There’s something all too seductive about Angelina Jolie Pitt’s latest work of art, By the Sea. No, maybe not seductive, as that would imply a certain level of eroticism or coquettishness that the film tries to slink away from. But just as two individuals can find a semblance of joy, of comfort, in watching others through a peephole, this critic found those things in watching a budding filmmaker indulge in creating an art film bound to isolate practically anyone who steps in with set expectations.
Without a doubt, By the Sea is an incredibly flawed work about incredibly flawed people, Vanessa (Jolie) and Roland (Brad Pitt). One is a former dancer who spends her days hidden away in a seaside hotel room, taking medication alongside a glass of wine or ten, and the other a writer, unable to put pen to paper, regardless of being surrounded by interesting individuals. By no means should this sound like an innovative piece of writing—with the script admittedly being the film’s weakest aspect due to sometimes excusable repetition, predictability, and some too on-the-nose dialogue choices—but a lack of originality in narrative does not diminish how sumptuous a film Jolie offers.
And sumptuous it is, the budget being put to great use in making certain that the indulgent lives of this troubled couple is shown in all its extravagance. From scene to scene, Jolie seems clothed in a gown that has never seen the light of day prior to that moment, each one tailored to fit an upper-class woman living in 1970s France with only just enough looseness to flow but also accentuate every curve. It’s all intentional, of course, on multiple levels. For one, it offers up the suggestion that these layers only exist to cover up how reprehensible these individuals can be to themselves and to others (while also being strangely easy to sympathize with). And, on another level, the script and costuming, and sometimes lack thereof, intends to remind us that Vanessa is beautiful, even though she’s suffering deeply and believes she’s broken, inside and out.
Jolie isn’t the only beauty caught on camera though, with Mélanie Laurent and Melvil Poupaud co-starring as the lively, recently married couple next door that Vanessa and Roland set their eyes on. The sole way the couple finds entertainment and solace from the broken marriage they’re “working on” is by watching the other couple through a hole in the wall. It’s a decidedly voyeuristic plot point, but nothing about the camerawork feels as though it seeks to exploit those it is showing, even when the actors are nude and sexually active. What director of photography Christian Berger does magnificently in scenes shot through the peep hole is always offer a sense of danger in these lingering voyeuristic moments, as though the couple could be caught in their twisted little game at any instant.

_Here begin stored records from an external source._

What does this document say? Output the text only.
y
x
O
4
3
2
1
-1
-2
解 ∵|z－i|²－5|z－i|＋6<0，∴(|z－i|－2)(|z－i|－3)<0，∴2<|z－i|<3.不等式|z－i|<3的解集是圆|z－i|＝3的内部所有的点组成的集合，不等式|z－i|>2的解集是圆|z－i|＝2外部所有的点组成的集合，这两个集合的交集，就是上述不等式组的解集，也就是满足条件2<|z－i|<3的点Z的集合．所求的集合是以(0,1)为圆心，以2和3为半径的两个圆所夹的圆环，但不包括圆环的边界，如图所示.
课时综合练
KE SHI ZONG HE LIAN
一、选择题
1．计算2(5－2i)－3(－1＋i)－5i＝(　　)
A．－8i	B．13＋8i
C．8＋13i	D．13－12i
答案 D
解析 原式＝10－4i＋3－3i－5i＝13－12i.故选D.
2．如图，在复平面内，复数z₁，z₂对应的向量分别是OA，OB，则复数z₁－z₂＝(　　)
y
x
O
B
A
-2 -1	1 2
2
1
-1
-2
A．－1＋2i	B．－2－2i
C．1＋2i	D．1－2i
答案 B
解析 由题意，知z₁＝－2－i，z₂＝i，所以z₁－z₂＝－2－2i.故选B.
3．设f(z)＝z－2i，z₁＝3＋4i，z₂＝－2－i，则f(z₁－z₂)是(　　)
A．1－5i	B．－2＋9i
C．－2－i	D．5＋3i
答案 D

But in making everything look so glamorous, Jolie and Berger offer a sense of fragility to practically everything in sight, a beautiful instance of aesthetics matching narrative content. It’s not just in the look of the film—the bright blue of the ocean and stark red of the typewriter shows color as fleeting, always cutting back to bathrooms and hotel rooms that seem sterilized and barely inhabited, even with massive suitcases and ruffled bed sheets in frame—it’s in the performances too. Pitt and Jolie, unsurprisingly, play beautifully against each other and command the screen when they’re off doing their own thing, but the leading lady and filmmaker delivers a pitch-perfect performance to complement what she’s doing behind the camera.
Likely plotted to fit the fact that she was once a dancer, every one of Vanessa’s movements feels like a cat too nervous to enjoy life again, already having come too close to death. This pairs up exquisitely with her line delivery, melodramatic in a way that will put off many viewers, but seems so natural in a film so preoccupied with presentation. It’s something that might come as a stark contrast to what those expecting By the Sea to be the Michelangelo Antonioni knock-off its trailers smartly imply it to be might anticipate, but it works because of how simultaneously familiar and alien an exploration of depression it is.
Each quirk and difference from what made Antonioni the filmmaker he was (dreadfully tedious to some and unequivocally engrossing to others) is exactly what proves that By the Sea can stand on its own though. Much like many arthouse filmmakers from an era not-so long gone, Angelina Jolie Pitt is preoccupied with making her outsides match her insides—cinematography, score, costuming, production design, and performances all tailored to make a sometimes off-putting and thin script feel more compelling than it really is—and that’s perfectly fine when you’ve got a film as good as this one.
Directed by Angelina Jolie Pitt; written by Angelina Jolie Pitt; starring Angelina Jolie Pitt, Brad Pitt, Mélanie Laurent & Melvil Poupaud; 132 minutes.
By the Sea is currently undergoing a limited theatrical release.